Doctor Who: don't blink, don't breathe, don't think, don't watch

The classic ideal of British science fiction, Doctor Who, has been around since the 1960s. It became such a fundamental part of pop culture that when it was revived in 2005 after a lengthy absence, it wasn’t considered niche anymore. It was full-on Saturday night entertainment for all the family.

Which is why it’s so disappointing that the current show is a crude, poorly-written mess that’s so slathered full of misogynistic hate that I am legitimately surprised anyone even agrees to act in it.

The latest incarnation of the kindly time-travelling alien called the Doctor is Peter Capaldi, except somewhere along the way the show seems to have forgotten the “kindly” part. Though stern and, some would say, a little patriarchal, the Doctor has always been a nice person. Just not this latest one, who takes every opportunity to belittle his travelling companions in a number of ways. He calls them fat, stupid, egocentric, and the more you listen to him go on, the more you wonder if he’s not projecting the writer’s own insecurities against a vulnerable target.

The writer in question is Steven Moffat, who also pens the BBC’s Sherlock, and the similarities are uncanny. Both protagonists are, at least now, unlikeable sociopaths who simply do not care about anyone around them in any way. People’s feelings, people’s lives, they’re all just inconsequential nonsense to these narcissistic, “misunderstood” geniuses. The only thing that seems to stop the Doctor from cracking a joke whenever someone is gruesomely murdered by aliens is the chance to call them names.

There’s nothing clever about writing protagonists like this, in fact it’s possibly the laziest thing any writer can do. It’s like putting things on cruise control: the protagonist never has to do any work, because they’re so smart that it’s like they’re sitting on your shoulder watching you write the plot. Any quirk or twist is “worked out” by their insufferable genius, transparently obvious to them and only them. Everything just falls into place in big, grandiose “revelations” where they tell everyone else in the room to shut up so they can hear themselves talk, explaining the plot to both the cast and the audience in a fountain of self-congratulatory praise.

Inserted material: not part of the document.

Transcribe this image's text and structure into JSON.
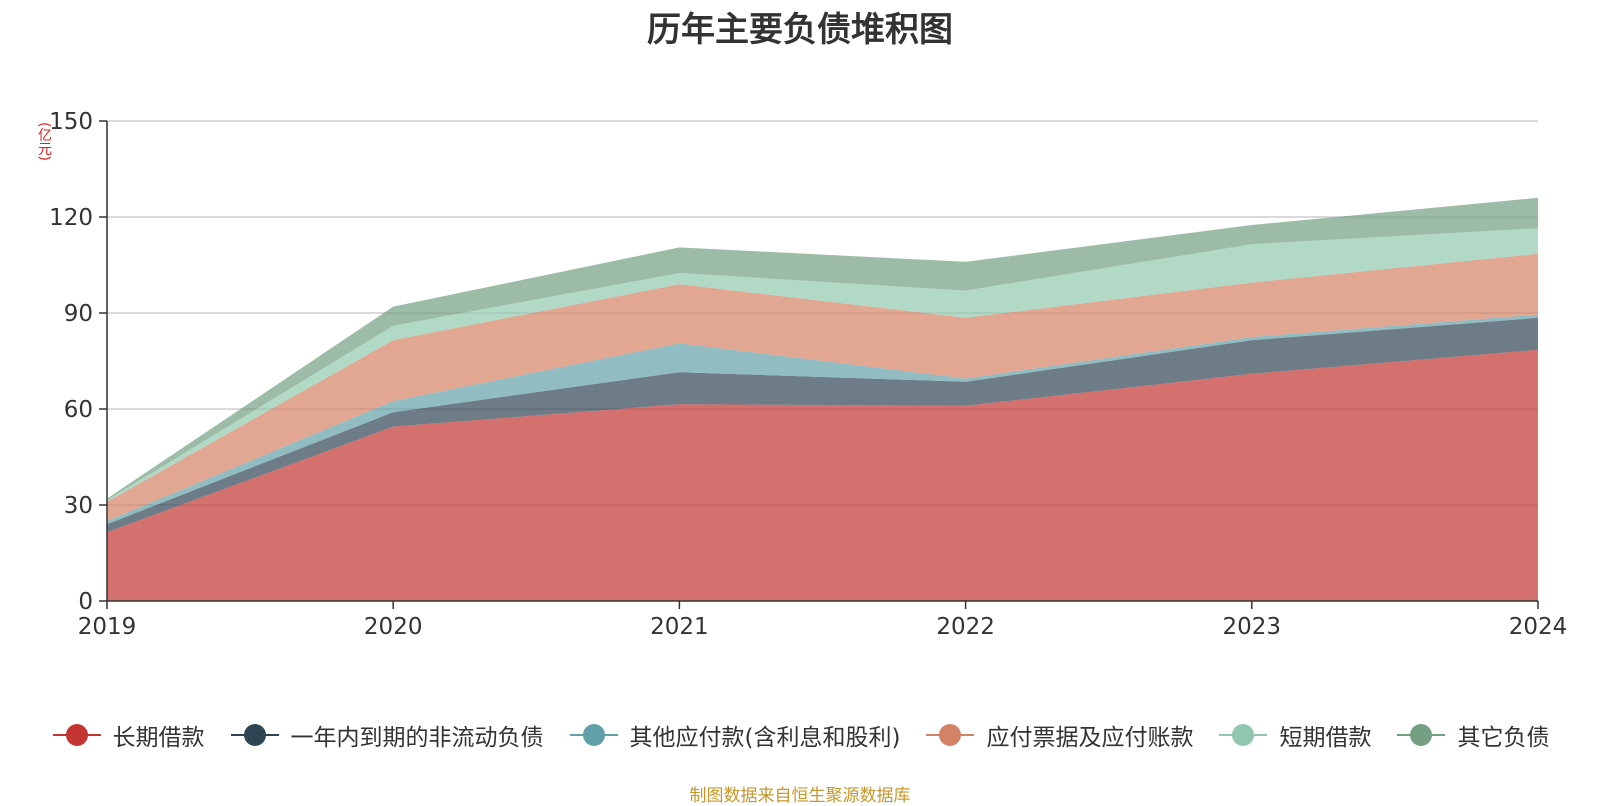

These characters are scarcely characters, they’re more just mouthpieces for the writer. What flaws do they have, except being “too clever” or “too proud”? The only consequences they seem to face for their actions are ones that are simply not their problem, messes for other people to tidy up while they go off and smugly pontificate to their dimwitted sidekick about how things are often a lot more complicated than they seem. It’s like a sad little do-as-I-say-not-as-I-do moment from the most patronising kind of authority figure, one who not only doesn’t deserve to have any authority, but doesn’t even do anything with it.

I have literally no idea what reason there is for companion Clara Oswald, played by Jenna Coleman, to even associate with this smug jerk. Every episode so far has seen her talked over, talked down to, insulted, pushed around, sometimes even humiliated. That’s not even counting all the instances of deadly peril which inevitably end with some angry comment about her thighs or “too much makeup” because of course that’s how you treat someone you care about.

In more than one episode now she’s actually had to explain, in character, why she sticks with him, and the reasoning is circular and doesn’t even make sense. She mentions being his “caretaker”, who “cares” for things in his place, because apparently caring for things is a weak and womanly thing that the Doctor has no time for as he pats himself on the back for being oh so very clever.

Doctor Who was part of my childhood, watching old videos of the serials that featured grotesque rubber-suit monsters and strings of silly nonsense words. It was camp, it was often silly, but it was fun. Not once did I severely wish I could punch the Doctor in the mouth, but lo and behold Steven Moffat has managed to make that happen. I am now officially disappointed with Doctor Who, which means I’m done with it.